I am working through Neukirch's Algebraic Number Theory on my own. Exercise 6 in Section 1 (page 5) is to show that the ring $\mathbb{Z}[\sqrt{d}]$, for any squarefree rational integer $d>1$, has infinitely many units.
I know that in $\mathbb{Z}[\sqrt 2]$ there are infinitely many units, because $(\sqrt{2} + 1)(\sqrt{2} - 1) = 1$ and then taking $n$th powers shows that $(\sqrt{2} + 1)^n$ is a unit for any $n\ge 1$.
Similarly in $\mathbb{Z}[\sqrt{3}]$, we have $(2+\sqrt{3})(2-\sqrt{3}) = 1$, and then $(2+\sqrt{3})^n$ for $n\ge 1$ is an infinite family of units.
I can find other "fundamental units" for other specific values of $d$.

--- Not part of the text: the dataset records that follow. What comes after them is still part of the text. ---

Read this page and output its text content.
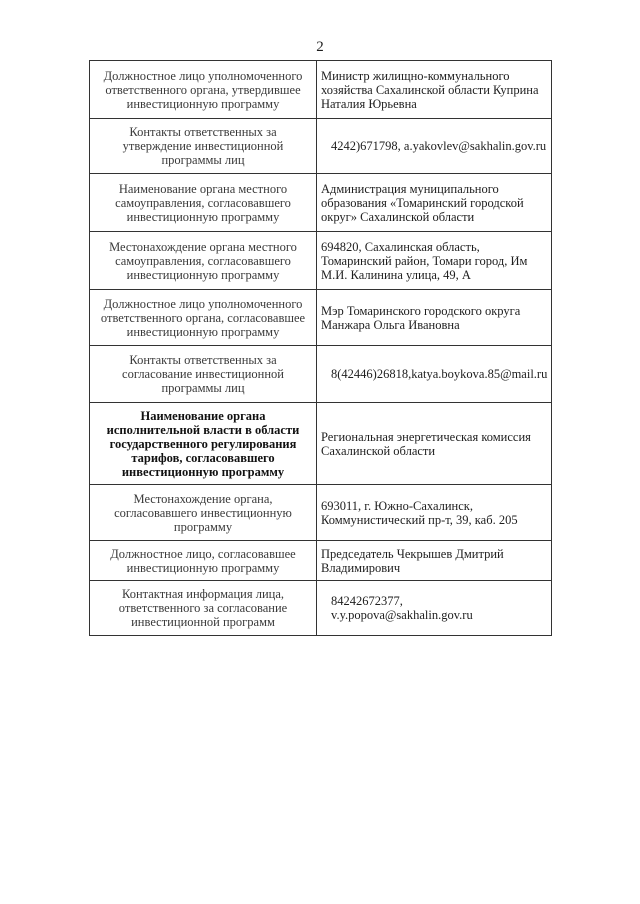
2
Должностное лицо уполномоченного ответственного органа, утвердившее инвестиционную программу	Министр жилищно-коммунального хозяйства Сахалинской области Куприна Наталия Юрьевна
Контакты ответственных за утверждение инвестиционной программы лиц	4242)671798, a.yakovlev@sakhalin.gov.ru
Наименование органа местного самоуправления, согласовавшего инвестиционную программу	Администрация муниципального образования «Томаринский городской округ» Сахалинской области
Местонахождение органа местного самоуправления, согласовавшего инвестиционную программу	694820, Сахалинская область, Томаринский район, Томари город, Им М.И. Калинина улица, 49, А
Должностное лицо уполномоченного ответственного органа, согласовавшее инвестиционную программу	Мэр Томаринского городского округа Манжара Ольга Ивановна
Контакты ответственных за согласование инвестиционной программы лиц	8(42446)26818,katya.boykova.85@mail.ru
Наименование органа исполнительной власти в области государственного регулирования тарифов, согласовавшего инвестиционную программу	Региональная энергетическая комиссия Сахалинской области
Местонахождение органа, согласовавшего инвестиционную программу	693011, г. Южно-Сахалинск, Коммунистический пр-т, 39, каб. 205
Должностное лицо, согласовавшее инвестиционную программу	Председатель Чекрышев Дмитрий Владимирович
Контактная информация лица, ответственного за согласование инвестиционной программ	84242672377, v.y.popova@sakhalin.gov.ru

But it seems I have to show that the (Pell) equation $a^2 - db^2 = \pm 1$, for any $d>1$, has an integer solution $(a, b) \ne (\pm 1, 0)$, because I know if I can find one solution, then I can get infinitely many. But from my limited knowledge of Pell's equation this is a difficult problem (using techniques such as continued fractions.)
Maybe there is a simpler nonconstructive proof that I'm missing. Any hints or suggestions?